Jo-Ann Stores Inc. (
JAS
) is slated to release its quarterly earnings report after the
close of trading today, with Wall Street expecting a profit of
$1.07 per share from the specialty crafts retailer. The figure
represents a solid improvement over the company's profit of 90
cents per share in the same quarter last year. Historically, Jo-Ann
Stores has been quite impressive from a fundamental perspective,
besting Wall Street's expectations in each of the prior four
reporting periods by an average of more than 237%.
Judging from JAS' sentiment indicators, however, it would seem that
investors have set their sights considerably higher for the
company's quarterly report. For instance, options traders on the
International Securities Exchange (ISE) and Chicago Board Options
Exchange (
CBOE
) have purchased more than 51 calls for every one put during the
prior two weeks. As a result, JAS' 10-day ISE/CBOE call/put volume
ratio of 51.40 rests at an annual peak, meaning that investors have
not bought to open calls at a faster rate than puts during the past
year.
Reaffirming the ISE and CBOE's data, JAS' Schaeffer's put/call
open interest ratio (SOIR) of 0.55 arrives at an annual low. In
other words, near-term options traders have not been more bullishly
aligned toward JAS during the past year, pointing toward an extreme
level of optimism among the speculative group.
Checking in with JAS' open interest configuration, we find that
options traders are focusing heavily on the December 45 and 50
strikes. Currently, 1,544 December 45 calls and 223 December 45
puts are open, while the December 50 call sports open interest of
417 contracts.
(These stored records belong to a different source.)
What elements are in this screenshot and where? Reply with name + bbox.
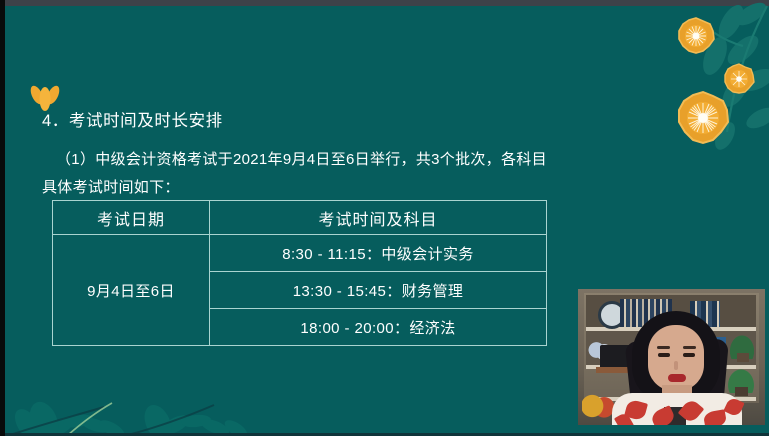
- plant-pot: [737, 353, 749, 362]
- plant-pot: [735, 387, 748, 396]
- left-chrome-strip: [0, 0, 5, 436]
- column-header-date: 考试日期: [53, 201, 210, 235]
- presenter-eye: [683, 353, 695, 357]
- presenter-lips: [668, 374, 686, 382]
- intro-paragraph: （1）中级会计资格考试于2021年9月4日至6日举行，共3个批次，各科目 具体考…: [42, 146, 602, 202]
- cell-exam-date: 9月4日至6日: [53, 235, 210, 346]
- flower-branch-icon: [639, 0, 769, 175]
- top-chrome-strip: [0, 0, 769, 6]
- presentation-slide: 4．考试时间及时长安排 （1）中级会计资格考试于2021年9月4日至6日举行，共…: [0, 0, 769, 436]
- table-header-row: 考试日期 考试时间及科目: [53, 201, 547, 235]
- presenter-video-feed[interactable]: [578, 289, 765, 425]
- fern-foliage-icon: [0, 351, 320, 436]
- paragraph-line-1: （1）中级会计资格考试于2021年9月4日至6日举行，共3个批次，各科目: [42, 146, 602, 174]
- cell-exam-schedule: 8:30 - 11:15：中级会计实务: [210, 235, 547, 272]
- cell-exam-schedule: 13:30 - 15:45：财务管理: [210, 272, 547, 309]
- paragraph-line-2: 具体考试时间如下：: [42, 174, 602, 202]
- presenter-eyebrow: [657, 346, 670, 349]
- cell-exam-schedule: 18:00 - 20:00：经济法: [210, 309, 547, 346]
- page-title: 4．考试时间及时长安排: [42, 107, 223, 131]
- exam-schedule-table: 考试日期 考试时间及科目 9月4日至6日 8:30 - 11:15：中级会计实务…: [52, 200, 547, 346]
- presenter-eyebrow: [683, 346, 696, 349]
- fruit-bowl-decor: [582, 393, 616, 419]
- presenter-nose: [674, 361, 678, 370]
- presenter-eye: [658, 353, 670, 357]
- table-row: 9月4日至6日 8:30 - 11:15：中级会计实务: [53, 235, 547, 272]
- column-header-schedule: 考试时间及科目: [210, 201, 547, 235]
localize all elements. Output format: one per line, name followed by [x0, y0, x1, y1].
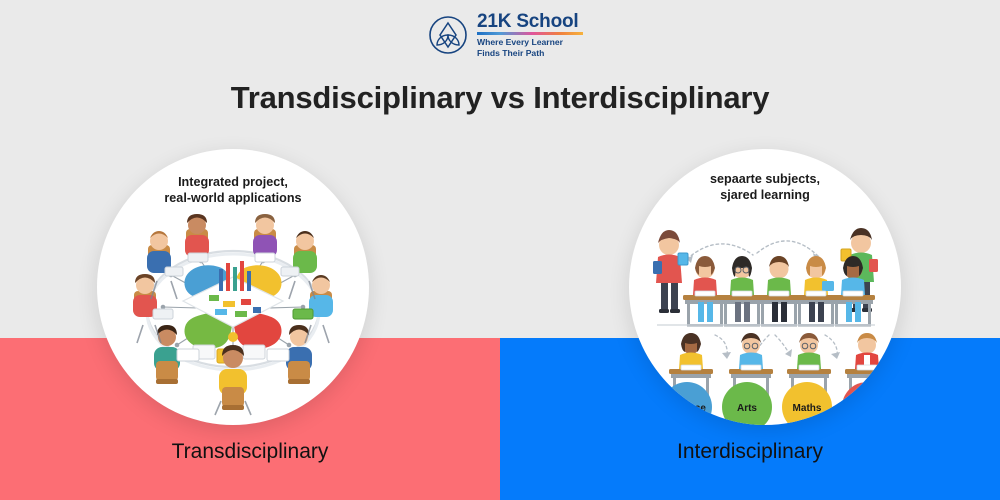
- round-table-collaboration-illustration: [97, 149, 369, 425]
- page-title: Transdisciplinary vs Interdisciplinary: [0, 80, 1000, 116]
- interdisciplinary-label: Interdisciplinary: [500, 440, 1000, 464]
- brand-tagline: Where Every Learner Finds Their Path: [477, 37, 583, 58]
- svg-text:English: English: [849, 403, 885, 414]
- svg-text:Maths: Maths: [793, 403, 822, 414]
- svg-text:Science: Science: [668, 403, 706, 414]
- subject-circle-arts: Arts: [722, 382, 772, 425]
- brand-name: 21K School: [477, 12, 583, 31]
- brand-logo: 21K School Where Every Learner Finds The…: [428, 11, 588, 59]
- brand-gradient-rule: [477, 32, 583, 35]
- interdisciplinary-panel: sepaarte subjects, sjared learning: [629, 149, 901, 425]
- transdisciplinary-label: Transdisciplinary: [0, 440, 500, 464]
- transdisciplinary-panel: Integrated project, real-world applicati…: [97, 149, 369, 425]
- subject-circle-science: Science: [662, 382, 712, 425]
- infographic-canvas: 21K School Where Every Learner Finds The…: [0, 0, 1000, 500]
- classroom-separate-subjects-illustration: Science Arts Maths English: [629, 149, 901, 425]
- brand-logo-text: 21K School Where Every Learner Finds The…: [477, 12, 583, 58]
- brand-tagline-line1: Where Every Learner: [477, 37, 583, 48]
- lotus-circle-icon: [428, 15, 468, 55]
- teacher-left: [653, 230, 688, 313]
- svg-text:Arts: Arts: [737, 403, 757, 414]
- brand-tagline-line2: Finds Their Path: [477, 48, 583, 59]
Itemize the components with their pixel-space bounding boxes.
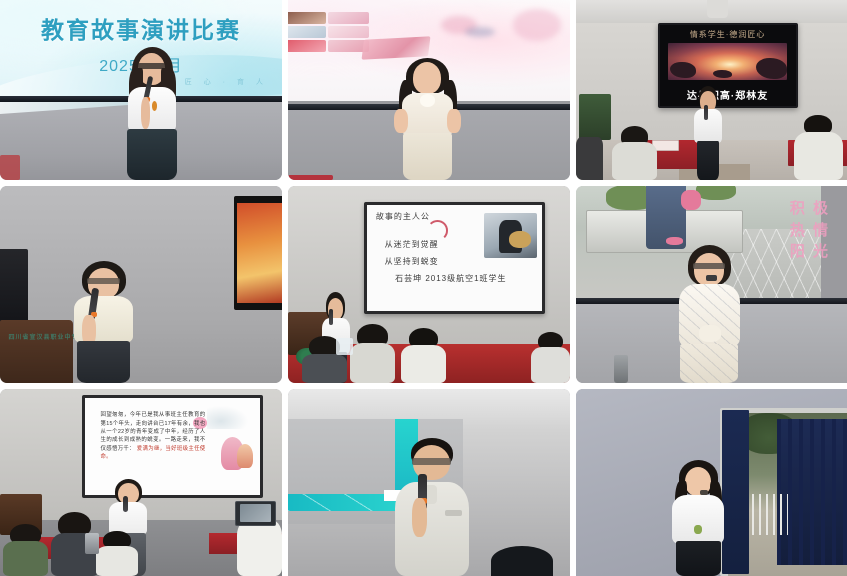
speaker-figure [65, 261, 144, 383]
photo-tile-2[interactable] [288, 0, 570, 180]
slide-arc-decoration [427, 220, 448, 241]
photo-tile-9[interactable] [576, 389, 847, 576]
photo-tile-1[interactable]: 教育故事演讲比赛 2025年7月 匠 心 · 育 人 [0, 0, 282, 180]
photo-7-scene: 回望匆匆，今年已是我从事班主任教育的第15个年头，走向讲台已17年有余，我也从一… [0, 389, 282, 576]
wall-poster [234, 196, 282, 310]
led-slide-title: 情系学生·德润匠心 [660, 29, 796, 40]
photo-shoe-2 [666, 237, 684, 246]
guitar-body [509, 231, 531, 248]
photo-6-scene: 积 极 热 情 阳 光 [576, 186, 847, 383]
photo-8-scene [288, 389, 570, 576]
photo-shrub-2 [696, 186, 736, 200]
photo-tile-4[interactable]: 四川省宣汉县职业中专学校 [0, 186, 282, 383]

JAS bulls should keep an eye on the December 50
strike, as call open interest at this contract could create a layer
of options-related resistance for the security.
That said, some of JAS' calls may have been purchased as hedges for
short positions. Currently, more than 10% of the stock's float is
sold short, creating ample fuel for a short-covering rally. What's
more, with the number of JAS share sold short dropping by more than
14% during the past month, it would seem that these bears are
growing increasingly wary of the stock's price action. A
continuation of this trend could increase buying pressure on the
equity, especially if JAS tops Wall Street's earnings expectations
once again.
Turning toward the brokerage bunch, we find that analysts have
joined options traders in the bulls' camp. According to
Zacks
, six of the seven analysts following JAS rate the shares a "buy"
or better, with nary a "sell" rating to be found. This bullish
configuration should be viewed with caution, as its creates the
potential for downgrades in the wake of a poorly received quarterly
earnings.
Technically speaking, JAS has earned its bullish following
honestly, with the shares soaring more than 30% since the start of
the year. What's more, the equity broke out above long-term
resistance in the $47.50-$48 region on Tuesday. This area could now
provide a springboard of support for JAS. Meanwhile, long-term
investors should take heart, as the stock also enjoys solid support
at its 10-week, 20-week, and 50-week moving averages.